Most of the RNA made in the cell is ribosomal RNA. The large and small subunit RNAs are synthesized by RNA polymerase I. Ribosomal RNA is made in a specialized organelle, the nucleolus, which contains many copies of the rRNA genes, a correspondingly large number of RNA polymerase I molecules, and the cellular machinery that processes the primary transcripts into mature rRNAs. RNA polymerase I is the most abundant RNA polymerase in the cell, and it synthesizes RNA at the fastest rate of any of the polymerases. The genes for rRNA are present in many copies, arranged in tandem, one after the other. Each transcript contains a copy of each of three rRNAs: the 28S and 5.8S large subunit RNAs and the small subunit 18S RNA, in that order. The rRNA promoter sequences extend much further upstream than do prokaryotic promoters. The transcription of rRNA is very efficient. This is necessary because each rRNA transcript can only make one ribosome, in contrast to the large number of proteins that can be made from a single mRNA.

The individual ribosomal RNAs must be processed from the large precursor RNA that is the product of transcription. The primary transcript contains small and large subunit RNAs in the order: 28S—5.8S—18S. Processing involves the modification of specific nucleotides in the rRNA, followed by cleavage of the transcript into the individual RNA components. See Figure 1 .





                             Figure 1



Messenger RNA transcription

RNA polymerase II transcribes messenger RNA and a few other small cellular RNAs. Class II promoters are usually defined by their sensitivity to α‐amanitin. Like prokaryotic promoters, many class II promoters contain two conserved sequences, called the CAAT and TATA boxes. The TATA box is bound by a specialized transcription factor called TBP (for TATA‐Binding‐Factor). Binding of TBP is required for transcription, but other proteins are required to bind to the upstream (and potentially downstream) sequences that are specific to each gene. Like prokaryotic transcripts, eukaryotic RNAs are initiated with a nucleoside triphosphate. Termination of eukaryotic mRNA transcription is less well understood than is termination of prokaryotic transcription, because the 3′ ends of eukaryotic mRNAs are derived by processing. See Figure  2.

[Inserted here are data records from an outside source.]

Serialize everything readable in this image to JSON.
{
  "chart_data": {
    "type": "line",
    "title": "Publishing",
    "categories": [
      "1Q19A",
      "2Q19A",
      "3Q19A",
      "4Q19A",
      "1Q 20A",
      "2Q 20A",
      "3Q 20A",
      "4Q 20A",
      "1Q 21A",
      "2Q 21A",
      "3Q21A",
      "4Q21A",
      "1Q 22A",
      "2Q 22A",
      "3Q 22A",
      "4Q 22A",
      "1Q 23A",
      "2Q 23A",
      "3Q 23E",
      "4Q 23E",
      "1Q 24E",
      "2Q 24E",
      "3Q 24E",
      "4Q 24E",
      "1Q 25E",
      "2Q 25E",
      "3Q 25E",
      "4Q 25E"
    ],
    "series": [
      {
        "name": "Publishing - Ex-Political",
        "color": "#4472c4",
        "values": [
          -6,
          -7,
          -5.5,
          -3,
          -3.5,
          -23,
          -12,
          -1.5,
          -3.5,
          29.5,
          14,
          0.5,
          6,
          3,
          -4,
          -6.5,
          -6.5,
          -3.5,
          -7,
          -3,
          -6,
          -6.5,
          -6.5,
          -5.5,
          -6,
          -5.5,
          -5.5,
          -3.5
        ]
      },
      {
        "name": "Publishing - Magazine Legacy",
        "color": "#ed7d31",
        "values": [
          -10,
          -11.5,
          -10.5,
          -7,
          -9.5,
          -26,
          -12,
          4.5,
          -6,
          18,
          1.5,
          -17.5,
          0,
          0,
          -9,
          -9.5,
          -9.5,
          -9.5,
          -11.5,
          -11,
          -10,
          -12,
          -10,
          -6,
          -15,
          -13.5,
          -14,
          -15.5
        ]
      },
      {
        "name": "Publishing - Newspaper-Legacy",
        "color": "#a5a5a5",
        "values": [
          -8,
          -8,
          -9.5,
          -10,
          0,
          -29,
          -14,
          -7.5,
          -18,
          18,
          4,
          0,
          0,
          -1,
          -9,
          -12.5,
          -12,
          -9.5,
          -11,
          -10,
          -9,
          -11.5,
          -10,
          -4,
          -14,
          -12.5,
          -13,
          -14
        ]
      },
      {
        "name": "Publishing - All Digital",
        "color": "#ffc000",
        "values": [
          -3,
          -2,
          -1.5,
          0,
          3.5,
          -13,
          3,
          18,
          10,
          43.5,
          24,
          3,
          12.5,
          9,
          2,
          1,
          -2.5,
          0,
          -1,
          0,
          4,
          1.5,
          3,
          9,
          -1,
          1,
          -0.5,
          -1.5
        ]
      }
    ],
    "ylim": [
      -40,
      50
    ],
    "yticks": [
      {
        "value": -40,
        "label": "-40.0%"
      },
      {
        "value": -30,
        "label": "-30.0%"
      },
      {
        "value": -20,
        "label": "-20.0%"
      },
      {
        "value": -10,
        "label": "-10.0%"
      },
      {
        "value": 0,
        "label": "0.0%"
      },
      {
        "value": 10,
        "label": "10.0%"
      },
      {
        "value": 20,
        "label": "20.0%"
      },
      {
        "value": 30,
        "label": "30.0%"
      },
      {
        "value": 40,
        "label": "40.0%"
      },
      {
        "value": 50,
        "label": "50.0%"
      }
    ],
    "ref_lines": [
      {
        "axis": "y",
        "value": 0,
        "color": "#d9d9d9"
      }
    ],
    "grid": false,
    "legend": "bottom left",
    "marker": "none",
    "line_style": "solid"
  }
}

                     Figure 2

Transfer and 5S ribosomal RNA transcription

RNA polymerase III transcribes 5S rRNA and tRNA genes. The “promoter” of these transcripts can actually be located inside the gene itself, in contrast to all the other promoters discussed earlier. See Figure .





                Figure 2



The 5′ sequence is not essential for accurate transcription initiation. When the region extending from the 5′ end of the gene (that is, the part that would normally be considered to be the promoter) is deleted, RNA synthesis is carried out just as efficiently as on the native gene. The new 5′ end of the transcript is complementary to whatever sequences take the place of the natural ones. Furthermore, initiation is only affected when sequences within the 5S rRNA gene are disrupted. The molecular explanation for this phenomenon is as follows:

  • A protein factor binds to the 5S rRNA gene. Binding is at the internal sequence that is required for accurate initiation.

  • The bound factor then interacts with RNA polymerase III, which is then capable of initiation. During transcription, the multiple protein factors (called TFIIIs) remain bound to the transcribing gene.